Integral Form of Taylor Expansion and Its Generalizations to Discrete Calculus, Variational Inverse Problems, and the Duality of Differential and Integral Transforms

This paper systematically explores the integral remainder of Taylor's theorem and extends this idea to discrete calculus (differences and sums), to variational calculus (higher variations of functionals), and to inverse variational problems (recovering a functional from its Euler--Lagrange operator). We first give a rigorous proof of Taylor's theorem with integral remainder and discuss equivalent forms, connections with Lagrange remainder, error estimates, multivariate generalization, and the complex analytic counterpart. Next, we establish a discrete analogue: the Newton forward formula with a sum remainder, proved by discrete summation by parts and combinatorial identities; we also extend it to arbitrary step size. Then we introduce higher variations of functionals under Fr\'echet differentiability and derive the Taylor formula with integral remainder for functionals, illustrating it with the action functional.
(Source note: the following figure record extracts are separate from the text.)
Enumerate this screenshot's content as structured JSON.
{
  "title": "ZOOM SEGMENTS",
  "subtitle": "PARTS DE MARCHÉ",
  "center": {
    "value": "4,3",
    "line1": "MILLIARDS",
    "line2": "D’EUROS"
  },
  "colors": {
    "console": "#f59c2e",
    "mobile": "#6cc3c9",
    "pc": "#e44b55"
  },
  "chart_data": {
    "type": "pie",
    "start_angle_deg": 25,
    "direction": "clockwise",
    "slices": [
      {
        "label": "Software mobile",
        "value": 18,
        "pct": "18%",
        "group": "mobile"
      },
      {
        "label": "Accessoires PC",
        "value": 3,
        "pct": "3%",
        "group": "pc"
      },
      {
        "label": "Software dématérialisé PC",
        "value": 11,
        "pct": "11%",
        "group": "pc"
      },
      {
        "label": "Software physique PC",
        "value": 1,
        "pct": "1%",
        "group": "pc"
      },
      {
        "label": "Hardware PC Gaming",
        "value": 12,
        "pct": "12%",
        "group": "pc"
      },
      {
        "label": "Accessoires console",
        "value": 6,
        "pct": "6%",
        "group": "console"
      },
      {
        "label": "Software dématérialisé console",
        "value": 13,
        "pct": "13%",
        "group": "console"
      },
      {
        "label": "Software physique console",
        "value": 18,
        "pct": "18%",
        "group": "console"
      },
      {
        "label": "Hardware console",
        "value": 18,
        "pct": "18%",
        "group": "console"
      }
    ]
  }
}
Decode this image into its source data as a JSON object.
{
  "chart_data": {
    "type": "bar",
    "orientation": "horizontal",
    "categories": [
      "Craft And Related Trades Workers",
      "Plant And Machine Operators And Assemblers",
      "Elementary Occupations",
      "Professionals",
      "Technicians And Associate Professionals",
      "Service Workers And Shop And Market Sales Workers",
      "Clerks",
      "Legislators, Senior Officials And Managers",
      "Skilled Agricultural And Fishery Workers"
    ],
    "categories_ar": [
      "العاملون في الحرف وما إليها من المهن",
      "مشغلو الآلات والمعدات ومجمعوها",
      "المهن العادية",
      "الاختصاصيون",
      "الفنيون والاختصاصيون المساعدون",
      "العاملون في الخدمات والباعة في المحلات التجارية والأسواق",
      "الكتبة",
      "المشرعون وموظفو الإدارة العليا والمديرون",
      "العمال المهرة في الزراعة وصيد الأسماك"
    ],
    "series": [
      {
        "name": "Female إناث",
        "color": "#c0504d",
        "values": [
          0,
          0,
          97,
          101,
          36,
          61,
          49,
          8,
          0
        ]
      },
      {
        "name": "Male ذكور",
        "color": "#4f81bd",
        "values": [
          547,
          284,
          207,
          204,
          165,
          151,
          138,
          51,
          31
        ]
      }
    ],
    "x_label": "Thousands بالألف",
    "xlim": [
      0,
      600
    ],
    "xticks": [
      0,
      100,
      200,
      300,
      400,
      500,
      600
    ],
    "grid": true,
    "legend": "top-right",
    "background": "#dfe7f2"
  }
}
Subsequently, We derive the Helmholtz integrability conditions from the self-adjointness of the linearized operator, and present a rigorous proof of the path-integral construction of the Lagrangian based on a direct computation of the Euler--Lagrange operator. We then elevate this theory to the higher-order setting, providing a complete solution to the inverse problem for $k$-th order variations. Finally, we explore a continuous analogue of the Taylor series via the Mellin transform, which encodes the Taylor coefficients in the residues of its poles. These different manifestations reveal a unified theme: the reciprocity between differentiation (or its discrete/variational analogues) and integration (or summation/path integration), and the underlying duality between differential and integral transforms.